March of Dimes Canada is a national non-profit organization that provides programs and services for people with physical disabilities. In Ontario, March of Dimes administers the government funded Home and Vehicle Modification Program (see Section 1 above) and operates its own Assistive Devices Program, which provides financial assistance to adults with physical disabilities who are in financial need to purchase assistive devices such as wheelchairs, walkers, braces, and communication devices. March of Dimes also provides attendant care services (non-medical assistance with activities of daily living in the home), brain injury services, non-profit supportive housing, employment services, and the Move Learn Grow program for children ages 0 to 16 with disabilities in Toronto.





Easter Seals Ontario

Easter Seals Ontario is a non-profit organization that has provided programs and services for children, youth, and young adults with physical disabilities in Ontario for over 100 years. Easter Seals administers the government funded Incontinence Supplies Grant Program (see Section 1 above) and the Top Up Grant for families also receiving Assistance for Children with Severe Disabilities. Easter Seals also operates an Equipment Funding Program that provides financial assistance to registered clients (children and youth with physical disabilities) for the purchase of mobility and accessibility equipment such as wheelchairs, walkers, bath chairs, and van lifts. Equipment funding is based on public donations and is separate from government funding. The maximum funding available is $3,000 per child per calendar year.

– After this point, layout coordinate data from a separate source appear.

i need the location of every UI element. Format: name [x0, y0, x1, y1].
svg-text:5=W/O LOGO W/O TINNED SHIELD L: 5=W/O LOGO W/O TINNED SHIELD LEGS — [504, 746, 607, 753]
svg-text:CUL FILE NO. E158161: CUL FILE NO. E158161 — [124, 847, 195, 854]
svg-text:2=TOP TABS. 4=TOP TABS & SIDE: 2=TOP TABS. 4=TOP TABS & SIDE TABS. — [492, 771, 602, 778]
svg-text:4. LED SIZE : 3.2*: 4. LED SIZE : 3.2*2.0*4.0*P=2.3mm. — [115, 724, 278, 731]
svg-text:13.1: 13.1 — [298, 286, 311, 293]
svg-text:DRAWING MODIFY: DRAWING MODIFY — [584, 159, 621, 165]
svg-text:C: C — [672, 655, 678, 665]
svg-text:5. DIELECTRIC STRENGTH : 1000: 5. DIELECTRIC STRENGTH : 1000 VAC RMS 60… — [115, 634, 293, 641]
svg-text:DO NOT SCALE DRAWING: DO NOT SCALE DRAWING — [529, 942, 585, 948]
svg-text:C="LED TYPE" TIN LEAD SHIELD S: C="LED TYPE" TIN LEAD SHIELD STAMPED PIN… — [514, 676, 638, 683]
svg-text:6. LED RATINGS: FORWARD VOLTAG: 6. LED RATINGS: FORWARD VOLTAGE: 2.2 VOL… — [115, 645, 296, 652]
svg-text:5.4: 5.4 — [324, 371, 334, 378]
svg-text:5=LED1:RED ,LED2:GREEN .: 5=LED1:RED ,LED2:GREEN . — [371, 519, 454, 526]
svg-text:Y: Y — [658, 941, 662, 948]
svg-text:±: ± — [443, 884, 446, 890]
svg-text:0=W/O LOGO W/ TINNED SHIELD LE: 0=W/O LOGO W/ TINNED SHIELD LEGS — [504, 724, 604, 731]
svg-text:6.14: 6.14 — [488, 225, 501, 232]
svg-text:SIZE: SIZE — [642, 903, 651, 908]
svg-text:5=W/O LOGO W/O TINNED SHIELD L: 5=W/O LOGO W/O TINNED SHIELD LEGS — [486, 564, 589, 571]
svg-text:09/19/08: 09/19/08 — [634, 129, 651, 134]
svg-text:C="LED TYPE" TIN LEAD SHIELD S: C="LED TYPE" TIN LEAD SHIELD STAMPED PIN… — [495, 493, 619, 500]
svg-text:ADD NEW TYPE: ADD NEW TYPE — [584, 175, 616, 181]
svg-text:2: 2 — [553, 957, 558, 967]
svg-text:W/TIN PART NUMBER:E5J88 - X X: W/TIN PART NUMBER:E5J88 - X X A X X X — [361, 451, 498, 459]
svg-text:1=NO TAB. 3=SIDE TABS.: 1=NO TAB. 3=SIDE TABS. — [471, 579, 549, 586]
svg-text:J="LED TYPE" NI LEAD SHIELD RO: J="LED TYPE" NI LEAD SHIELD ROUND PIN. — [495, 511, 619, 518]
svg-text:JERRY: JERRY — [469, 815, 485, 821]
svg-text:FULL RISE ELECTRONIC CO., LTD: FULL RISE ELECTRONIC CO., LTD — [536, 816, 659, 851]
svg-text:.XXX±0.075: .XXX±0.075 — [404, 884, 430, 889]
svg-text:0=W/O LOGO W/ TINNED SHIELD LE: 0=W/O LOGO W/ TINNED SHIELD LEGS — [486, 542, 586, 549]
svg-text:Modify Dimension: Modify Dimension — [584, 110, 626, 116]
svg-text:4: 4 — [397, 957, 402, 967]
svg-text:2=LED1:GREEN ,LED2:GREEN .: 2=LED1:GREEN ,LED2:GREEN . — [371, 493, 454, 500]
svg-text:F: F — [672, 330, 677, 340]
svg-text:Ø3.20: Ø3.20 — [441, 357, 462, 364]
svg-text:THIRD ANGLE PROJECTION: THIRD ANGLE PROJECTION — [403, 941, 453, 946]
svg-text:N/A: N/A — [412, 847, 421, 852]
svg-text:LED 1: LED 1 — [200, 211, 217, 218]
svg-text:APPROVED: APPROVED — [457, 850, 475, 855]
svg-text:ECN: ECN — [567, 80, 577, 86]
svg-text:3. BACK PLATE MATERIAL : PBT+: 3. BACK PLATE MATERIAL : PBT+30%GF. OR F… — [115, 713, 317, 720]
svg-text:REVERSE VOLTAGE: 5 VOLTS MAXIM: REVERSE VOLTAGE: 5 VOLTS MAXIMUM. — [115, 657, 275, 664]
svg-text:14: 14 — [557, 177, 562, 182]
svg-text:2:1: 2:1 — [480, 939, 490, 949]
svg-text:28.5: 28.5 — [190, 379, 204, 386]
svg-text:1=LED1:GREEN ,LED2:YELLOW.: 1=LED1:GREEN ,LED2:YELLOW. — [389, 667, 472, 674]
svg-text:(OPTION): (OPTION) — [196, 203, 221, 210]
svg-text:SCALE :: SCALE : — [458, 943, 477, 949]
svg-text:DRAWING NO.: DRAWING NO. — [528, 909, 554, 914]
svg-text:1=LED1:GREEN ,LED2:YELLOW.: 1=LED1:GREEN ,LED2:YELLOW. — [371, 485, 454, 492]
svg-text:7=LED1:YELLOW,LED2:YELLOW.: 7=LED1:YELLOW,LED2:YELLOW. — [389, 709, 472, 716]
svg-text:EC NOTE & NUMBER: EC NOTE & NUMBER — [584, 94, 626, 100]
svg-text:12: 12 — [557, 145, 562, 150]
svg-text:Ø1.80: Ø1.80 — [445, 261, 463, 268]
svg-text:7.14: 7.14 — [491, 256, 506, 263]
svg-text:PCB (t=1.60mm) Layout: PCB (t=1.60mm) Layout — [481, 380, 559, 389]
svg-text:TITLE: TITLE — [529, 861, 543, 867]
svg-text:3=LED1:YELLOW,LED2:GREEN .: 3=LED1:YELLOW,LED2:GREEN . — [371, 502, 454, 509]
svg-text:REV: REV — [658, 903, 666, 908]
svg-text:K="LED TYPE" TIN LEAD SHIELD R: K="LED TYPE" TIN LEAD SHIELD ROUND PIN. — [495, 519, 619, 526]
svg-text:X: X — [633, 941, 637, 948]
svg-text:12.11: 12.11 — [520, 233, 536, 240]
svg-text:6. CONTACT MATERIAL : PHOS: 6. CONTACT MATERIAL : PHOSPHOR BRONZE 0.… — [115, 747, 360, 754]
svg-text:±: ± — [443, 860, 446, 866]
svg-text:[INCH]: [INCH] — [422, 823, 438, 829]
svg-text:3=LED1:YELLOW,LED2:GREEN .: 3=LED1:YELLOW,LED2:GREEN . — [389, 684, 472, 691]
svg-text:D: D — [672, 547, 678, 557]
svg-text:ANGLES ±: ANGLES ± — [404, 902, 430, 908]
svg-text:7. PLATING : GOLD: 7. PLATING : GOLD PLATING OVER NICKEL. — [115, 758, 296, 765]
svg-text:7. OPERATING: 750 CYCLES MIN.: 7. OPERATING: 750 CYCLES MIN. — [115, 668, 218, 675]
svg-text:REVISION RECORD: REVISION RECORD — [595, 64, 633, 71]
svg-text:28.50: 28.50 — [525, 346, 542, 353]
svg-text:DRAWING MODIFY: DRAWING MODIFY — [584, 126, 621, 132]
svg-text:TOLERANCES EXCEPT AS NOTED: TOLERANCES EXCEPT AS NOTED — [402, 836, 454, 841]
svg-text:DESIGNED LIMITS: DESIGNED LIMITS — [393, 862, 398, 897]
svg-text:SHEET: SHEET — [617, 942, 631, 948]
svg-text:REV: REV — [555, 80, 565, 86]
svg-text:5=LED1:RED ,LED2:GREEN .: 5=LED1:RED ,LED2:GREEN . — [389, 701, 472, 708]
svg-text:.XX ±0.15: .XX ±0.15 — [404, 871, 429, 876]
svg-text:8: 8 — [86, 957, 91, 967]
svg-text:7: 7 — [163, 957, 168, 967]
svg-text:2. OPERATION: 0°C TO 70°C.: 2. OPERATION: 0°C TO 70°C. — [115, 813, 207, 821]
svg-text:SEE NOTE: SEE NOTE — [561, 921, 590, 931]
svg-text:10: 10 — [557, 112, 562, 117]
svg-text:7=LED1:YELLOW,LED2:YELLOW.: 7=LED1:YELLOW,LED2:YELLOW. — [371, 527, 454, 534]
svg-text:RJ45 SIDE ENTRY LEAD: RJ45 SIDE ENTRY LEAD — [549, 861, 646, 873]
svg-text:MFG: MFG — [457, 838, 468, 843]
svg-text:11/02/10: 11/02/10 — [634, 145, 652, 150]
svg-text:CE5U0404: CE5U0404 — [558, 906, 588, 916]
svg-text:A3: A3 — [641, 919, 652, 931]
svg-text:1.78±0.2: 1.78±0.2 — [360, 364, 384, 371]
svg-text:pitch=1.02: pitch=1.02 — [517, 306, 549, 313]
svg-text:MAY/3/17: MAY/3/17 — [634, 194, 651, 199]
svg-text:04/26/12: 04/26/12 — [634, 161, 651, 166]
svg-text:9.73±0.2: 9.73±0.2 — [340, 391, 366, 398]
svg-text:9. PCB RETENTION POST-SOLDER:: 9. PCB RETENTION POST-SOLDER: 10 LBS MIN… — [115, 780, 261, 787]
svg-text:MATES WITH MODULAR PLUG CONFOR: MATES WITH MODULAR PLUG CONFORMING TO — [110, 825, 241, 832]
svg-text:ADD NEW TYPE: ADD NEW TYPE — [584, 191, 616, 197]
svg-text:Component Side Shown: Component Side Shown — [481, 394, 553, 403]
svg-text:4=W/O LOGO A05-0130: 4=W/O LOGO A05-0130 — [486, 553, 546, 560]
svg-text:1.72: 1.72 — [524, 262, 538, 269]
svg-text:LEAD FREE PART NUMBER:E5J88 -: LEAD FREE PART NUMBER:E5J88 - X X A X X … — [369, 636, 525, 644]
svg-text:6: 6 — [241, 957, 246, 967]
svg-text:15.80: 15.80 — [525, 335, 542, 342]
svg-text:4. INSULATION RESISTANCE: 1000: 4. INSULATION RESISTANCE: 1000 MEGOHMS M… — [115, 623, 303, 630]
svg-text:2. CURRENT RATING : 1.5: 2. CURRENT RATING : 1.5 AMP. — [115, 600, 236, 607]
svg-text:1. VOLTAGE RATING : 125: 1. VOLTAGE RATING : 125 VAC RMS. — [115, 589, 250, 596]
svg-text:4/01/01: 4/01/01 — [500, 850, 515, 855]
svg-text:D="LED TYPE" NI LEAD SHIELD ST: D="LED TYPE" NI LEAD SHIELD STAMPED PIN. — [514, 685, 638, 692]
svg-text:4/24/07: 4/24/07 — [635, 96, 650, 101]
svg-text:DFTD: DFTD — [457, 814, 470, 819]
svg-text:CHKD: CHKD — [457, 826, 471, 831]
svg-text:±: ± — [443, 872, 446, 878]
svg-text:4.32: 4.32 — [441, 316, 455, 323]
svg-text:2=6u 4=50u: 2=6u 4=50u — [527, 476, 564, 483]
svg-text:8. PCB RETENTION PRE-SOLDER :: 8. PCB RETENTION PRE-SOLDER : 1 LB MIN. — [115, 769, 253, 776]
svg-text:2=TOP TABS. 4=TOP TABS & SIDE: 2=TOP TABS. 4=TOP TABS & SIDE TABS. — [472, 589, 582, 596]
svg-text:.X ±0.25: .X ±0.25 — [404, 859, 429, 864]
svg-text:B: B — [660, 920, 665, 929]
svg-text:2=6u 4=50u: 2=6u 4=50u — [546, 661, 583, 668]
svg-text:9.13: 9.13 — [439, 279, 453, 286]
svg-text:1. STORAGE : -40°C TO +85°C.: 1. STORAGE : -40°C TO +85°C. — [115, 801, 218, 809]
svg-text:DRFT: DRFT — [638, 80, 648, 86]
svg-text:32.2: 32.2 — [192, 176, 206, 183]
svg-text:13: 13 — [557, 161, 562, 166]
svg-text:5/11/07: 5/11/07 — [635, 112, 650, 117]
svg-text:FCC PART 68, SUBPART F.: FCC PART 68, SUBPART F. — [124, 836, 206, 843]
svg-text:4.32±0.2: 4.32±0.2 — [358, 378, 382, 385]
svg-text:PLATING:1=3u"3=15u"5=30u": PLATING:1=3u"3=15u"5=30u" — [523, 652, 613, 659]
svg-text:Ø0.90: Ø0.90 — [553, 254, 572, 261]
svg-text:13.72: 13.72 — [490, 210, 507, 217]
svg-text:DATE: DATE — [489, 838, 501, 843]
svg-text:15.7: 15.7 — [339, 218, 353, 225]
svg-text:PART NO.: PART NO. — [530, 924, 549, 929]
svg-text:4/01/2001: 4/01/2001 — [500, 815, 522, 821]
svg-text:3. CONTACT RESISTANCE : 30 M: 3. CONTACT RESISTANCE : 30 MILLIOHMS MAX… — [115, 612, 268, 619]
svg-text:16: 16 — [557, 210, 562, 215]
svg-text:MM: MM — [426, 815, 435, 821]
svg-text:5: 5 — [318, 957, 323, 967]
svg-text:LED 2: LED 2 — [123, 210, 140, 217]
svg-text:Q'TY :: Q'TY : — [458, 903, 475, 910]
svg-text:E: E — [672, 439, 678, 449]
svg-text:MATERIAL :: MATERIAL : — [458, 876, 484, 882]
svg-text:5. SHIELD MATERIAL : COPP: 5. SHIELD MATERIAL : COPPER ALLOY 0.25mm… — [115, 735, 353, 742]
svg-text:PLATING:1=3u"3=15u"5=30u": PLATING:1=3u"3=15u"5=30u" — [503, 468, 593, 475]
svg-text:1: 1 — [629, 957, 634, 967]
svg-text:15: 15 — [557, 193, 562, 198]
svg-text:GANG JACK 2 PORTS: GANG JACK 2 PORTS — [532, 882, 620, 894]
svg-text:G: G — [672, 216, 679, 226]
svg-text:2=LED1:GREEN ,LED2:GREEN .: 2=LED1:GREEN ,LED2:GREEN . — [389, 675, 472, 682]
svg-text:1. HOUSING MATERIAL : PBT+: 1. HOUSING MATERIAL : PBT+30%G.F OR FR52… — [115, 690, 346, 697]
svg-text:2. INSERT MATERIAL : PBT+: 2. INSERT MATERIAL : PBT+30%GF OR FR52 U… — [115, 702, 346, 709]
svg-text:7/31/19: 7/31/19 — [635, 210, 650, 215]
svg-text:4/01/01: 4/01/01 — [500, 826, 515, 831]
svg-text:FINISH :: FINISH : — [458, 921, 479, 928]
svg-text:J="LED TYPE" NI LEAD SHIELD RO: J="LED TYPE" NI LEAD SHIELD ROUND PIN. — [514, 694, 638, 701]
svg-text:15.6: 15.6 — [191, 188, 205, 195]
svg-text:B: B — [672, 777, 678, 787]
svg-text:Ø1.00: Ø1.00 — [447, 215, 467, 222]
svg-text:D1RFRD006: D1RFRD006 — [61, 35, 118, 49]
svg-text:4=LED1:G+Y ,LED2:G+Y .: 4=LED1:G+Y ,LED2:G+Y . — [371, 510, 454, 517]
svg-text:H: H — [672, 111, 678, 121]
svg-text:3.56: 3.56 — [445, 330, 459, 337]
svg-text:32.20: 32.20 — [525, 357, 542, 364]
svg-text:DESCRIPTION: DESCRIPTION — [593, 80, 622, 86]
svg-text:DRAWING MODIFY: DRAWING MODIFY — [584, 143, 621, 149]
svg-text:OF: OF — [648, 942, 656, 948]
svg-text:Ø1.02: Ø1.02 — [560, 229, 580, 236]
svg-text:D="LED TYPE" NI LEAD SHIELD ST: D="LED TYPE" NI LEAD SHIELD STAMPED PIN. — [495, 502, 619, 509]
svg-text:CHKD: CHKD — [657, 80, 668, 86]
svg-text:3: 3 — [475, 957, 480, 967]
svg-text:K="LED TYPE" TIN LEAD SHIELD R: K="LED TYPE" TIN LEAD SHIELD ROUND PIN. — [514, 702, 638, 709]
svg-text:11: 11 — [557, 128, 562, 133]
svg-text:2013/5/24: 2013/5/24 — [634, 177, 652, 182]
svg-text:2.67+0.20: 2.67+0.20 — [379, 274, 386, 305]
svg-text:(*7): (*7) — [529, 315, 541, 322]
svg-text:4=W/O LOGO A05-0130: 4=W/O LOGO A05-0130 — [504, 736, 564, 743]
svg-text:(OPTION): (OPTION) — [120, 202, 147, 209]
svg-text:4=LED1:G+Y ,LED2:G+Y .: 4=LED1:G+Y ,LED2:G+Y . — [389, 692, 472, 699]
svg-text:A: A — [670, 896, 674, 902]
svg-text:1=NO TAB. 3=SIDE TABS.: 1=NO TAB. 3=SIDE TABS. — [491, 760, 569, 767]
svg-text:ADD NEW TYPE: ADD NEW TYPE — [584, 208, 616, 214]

ARCH Disability Law Centre

ARCH Disability Law Centre is a specialty legal clinic in Ontario that practices exclusively in disability rights law. Incorporated in 1979 and primarily funded by Legal Aid Ontario, ARCH provides free, confidential summary legal advice and referrals to people with disabilities across Ontario on disability related areas of law, including human rights and discrimination, home care and attendant services, decision making rights and supported decision making, education, transportation, accessibility, and interactions with the Public Guardian and Trustee. ARCH also conducts test case litigation, law reform, and public legal education. For additional legal services beyond summary advice, Legal Aid Ontario financial eligibility criteria apply. ARCH's Summary Advice and Referral service is available by telephone to all people with disabilities in Ontario.




Family Service Toronto (Options Program)

Family Service Toronto operates the Options program, which provides case management and service navigation to individuals with developmental disabilities and their families in Toronto. The Options Children program serves children from birth to 18 with a confirmed diagnosis and offers information, referrals, and coordination of services through Community Resource Facilitators. The Options Adults program serves adults 18 and over with a developmental or intellectual disability and is accessed through Developmental Services Ontario Toronto Region. The adult program includes community networking, where facilitators work with individuals and families to build connections with community places and people. Both programs are funded by MCCSS at no cost to families.